REPUBLIKA.CO.ID, JAKARTA -- Pakar hukum pidana Universitas Indonesia, Prof Romli Atmasasmita, menegaskan aparat birokrasi dan penegak hukum harus menjadi contoh untuk taat hukum.
Sebab jika aparat tidak memberikan contoh, maka masyarakat juga akan mengabaikan aturan-aturan hukum. Sayangnya, menurut Romli selama ini justru aparatur negara tidak memberikan contoh yang baik. Bahkan tidak sedikit yang justru menjalin kontak dengan masyarakat untuk melakukan pelanggaran hukum.
"Kontak paling sering antara aparatur negara dengan masyarakat adalah dalam hal mengurus perizinan usaha," kata Romli Atmasasmita saat menjadi pembicara pada Simposium Nasional Masyarakat Hukum Pidana dan Kriminal Indonesia, di Universitas Hasanuddin, Makassar, Sulawesi Selatan, Selasa (19/3) kemarin.
Romli menyatakan jika birokrat bekerja sesuai dengan perundang-undangan, maka perizinan akan mudah dan murah.

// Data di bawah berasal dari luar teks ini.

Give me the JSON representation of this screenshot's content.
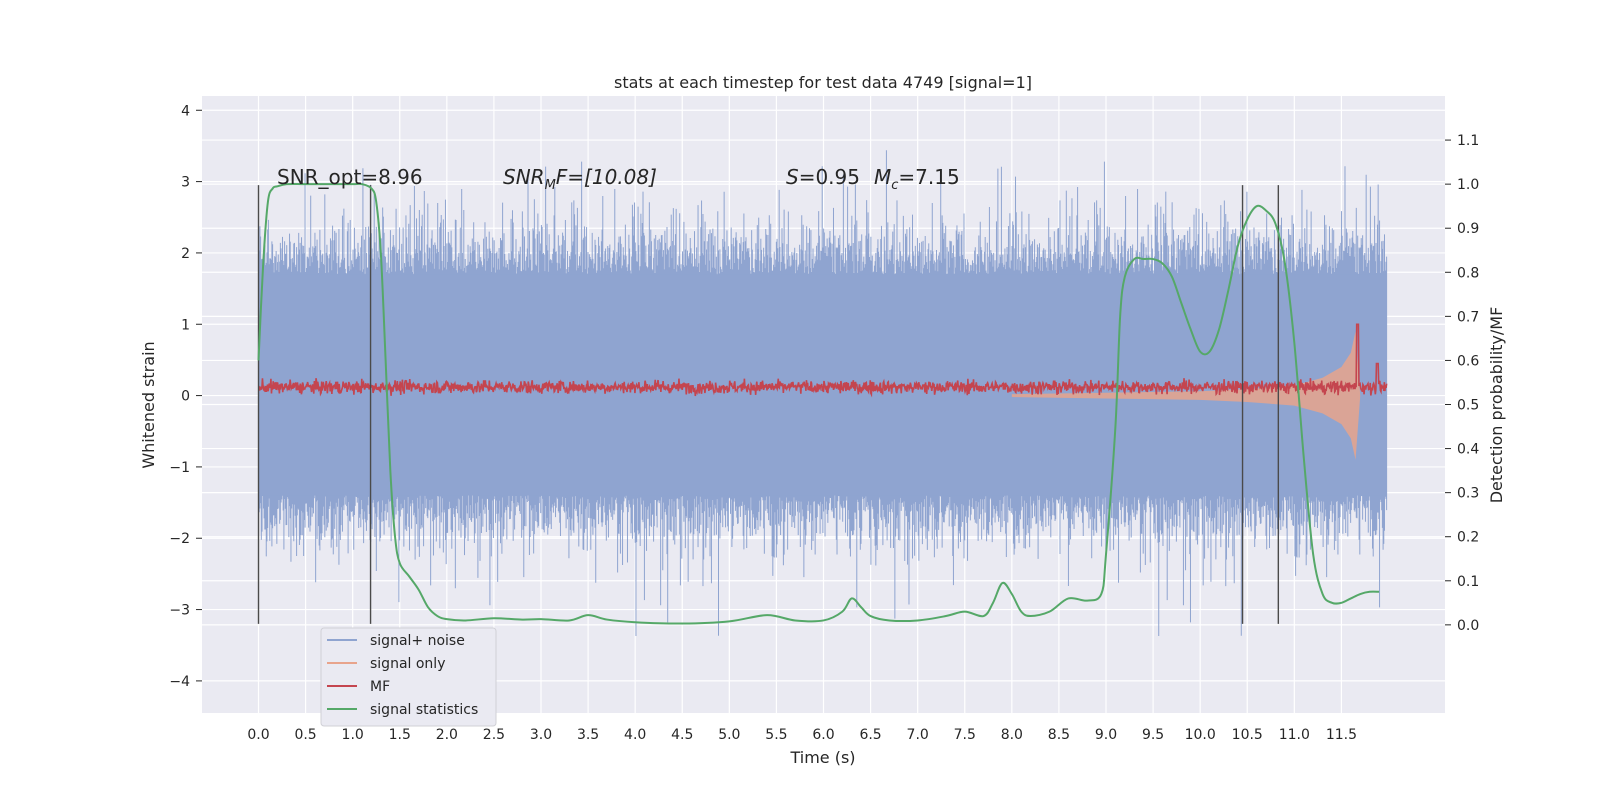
{
  "chart_data": {
    "type": "line",
    "title": "stats at each timestep for test data 4749 [signal=1]",
    "xlabel": "Time (s)",
    "ylabel": "Whitened strain",
    "y2label": "Detection probability/MF",
    "xlim": [
      -0.6,
      12.6
    ],
    "ylim": [
      -4.45,
      4.2
    ],
    "y2lim": [
      -0.2,
      1.2
    ],
    "x_ticks": [
      "0.0",
      "0.5",
      "1.0",
      "1.5",
      "2.0",
      "2.5",
      "3.0",
      "3.5",
      "4.0",
      "4.5",
      "5.0",
      "5.5",
      "6.0",
      "6.5",
      "7.0",
      "7.5",
      "8.0",
      "8.5",
      "9.0",
      "9.5",
      "10.0",
      "10.5",
      "11.0",
      "11.5"
    ],
    "y_ticks": [
      "4",
      "3",
      "2",
      "1",
      "0",
      "−1",
      "−2",
      "−3",
      "−4"
    ],
    "y2_ticks": [
      "1.1",
      "1.0",
      "0.9",
      "0.8",
      "0.7",
      "0.6",
      "0.5",
      "0.4",
      "0.3",
      "0.2",
      "0.1",
      "0.0"
    ],
    "grid": true,
    "background": "#eaeaf2",
    "annotations": {
      "snr_opt": "SNR_opt=8.96",
      "snr_mf_main": "SNR",
      "snr_mf_sub": "M",
      "snr_mf_rest": "F=[10.08]",
      "s_label": "S",
      "s_value": "=0.95",
      "mc_label": "M",
      "mc_sub": "c",
      "mc_value": "=7.15"
    },
    "vertical_markers": [
      0.0,
      1.19,
      10.45,
      10.83
    ],
    "legend": {
      "placement": "lower-left",
      "entries": [
        {
          "label": "signal+ noise",
          "color": "#8fa4d0"
        },
        {
          "label": "signal only",
          "color": "#e8a48c"
        },
        {
          "label": "MF",
          "color": "#c4454f"
        },
        {
          "label": "signal statistics",
          "color": "#55a868"
        }
      ]
    },
    "series": [
      {
        "name": "signal+ noise",
        "color": "#8fa4d0",
        "description_range": [
          -3.4,
          3.6
        ],
        "x_range": [
          0.0,
          11.98
        ],
        "band_inner": [
          -1.4,
          1.7
        ]
      },
      {
        "name": "signal only",
        "color": "#e8a48c",
        "x": [
          8.0,
          9.0,
          10.0,
          10.5,
          11.0,
          11.3,
          11.5,
          11.6,
          11.65,
          11.7
        ],
        "envelope": [
          0.02,
          0.04,
          0.06,
          0.09,
          0.14,
          0.25,
          0.4,
          0.6,
          0.9,
          0.0
        ]
      },
      {
        "name": "MF",
        "color": "#c4454f",
        "x_range": [
          0.0,
          11.98
        ],
        "base": 0.12,
        "amplitude": 0.13,
        "spikes": [
          {
            "x": 11.67,
            "y": 1.0
          },
          {
            "x": 11.88,
            "y": 0.45
          }
        ]
      },
      {
        "name": "signal statistics",
        "color": "#55a868",
        "axis": "y2",
        "x": [
          0.0,
          0.05,
          0.1,
          0.15,
          0.2,
          0.3,
          0.5,
          0.8,
          1.0,
          1.1,
          1.2,
          1.25,
          1.3,
          1.35,
          1.4,
          1.45,
          1.5,
          1.6,
          1.7,
          1.8,
          1.9,
          2.0,
          2.2,
          2.5,
          2.8,
          3.0,
          3.3,
          3.5,
          3.7,
          4.0,
          4.5,
          5.0,
          5.4,
          5.7,
          6.0,
          6.2,
          6.3,
          6.4,
          6.5,
          6.7,
          7.0,
          7.3,
          7.5,
          7.7,
          7.8,
          7.9,
          8.0,
          8.1,
          8.2,
          8.4,
          8.6,
          8.8,
          8.95,
          9.0,
          9.1,
          9.15,
          9.2,
          9.3,
          9.4,
          9.5,
          9.6,
          9.7,
          9.8,
          9.9,
          10.0,
          10.1,
          10.2,
          10.3,
          10.4,
          10.5,
          10.6,
          10.7,
          10.8,
          10.9,
          11.0,
          11.1,
          11.2,
          11.3,
          11.4,
          11.5,
          11.6,
          11.7,
          11.8,
          11.9
        ],
        "y": [
          0.6,
          0.82,
          0.96,
          0.99,
          0.995,
          1.0,
          1.0,
          1.0,
          1.0,
          1.0,
          0.99,
          0.96,
          0.84,
          0.6,
          0.35,
          0.2,
          0.14,
          0.11,
          0.08,
          0.04,
          0.02,
          0.013,
          0.01,
          0.015,
          0.012,
          0.013,
          0.01,
          0.022,
          0.012,
          0.006,
          0.003,
          0.008,
          0.022,
          0.01,
          0.01,
          0.03,
          0.06,
          0.04,
          0.02,
          0.01,
          0.01,
          0.02,
          0.03,
          0.02,
          0.05,
          0.095,
          0.07,
          0.03,
          0.02,
          0.03,
          0.06,
          0.055,
          0.07,
          0.16,
          0.45,
          0.7,
          0.79,
          0.83,
          0.83,
          0.83,
          0.82,
          0.79,
          0.73,
          0.67,
          0.62,
          0.62,
          0.67,
          0.76,
          0.86,
          0.92,
          0.95,
          0.94,
          0.91,
          0.82,
          0.64,
          0.38,
          0.16,
          0.07,
          0.05,
          0.05,
          0.06,
          0.07,
          0.075,
          0.075
        ]
      }
    ]
  }
}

Namun, faktanya seringkali birokrat mempersulit keluarnya perizinan dengan maksud supaya pemohon mengeluarkan 'uang pelicin'. Padahal kondisi seperti ini membahayakan birokrat dan masyarakat pemohon, sehingga kalau transaksi itu terjadi, maka bisa dikenakan pasal penyuapan.
Di kehidupan nyata, ia mencontohkan sikap buruk aparatur itu menjadi masalah hukum seperti dalam kasus Buol yang menyeret pengusaha Hartati Murdaya. "Padahal, untuk melihat kasus ini sangatlah sederhana, kalau Bupati Buol (Amran Batalipu) tidak meminta, maka tentu kasus ini tidak akan pernah ada," sebut Romli.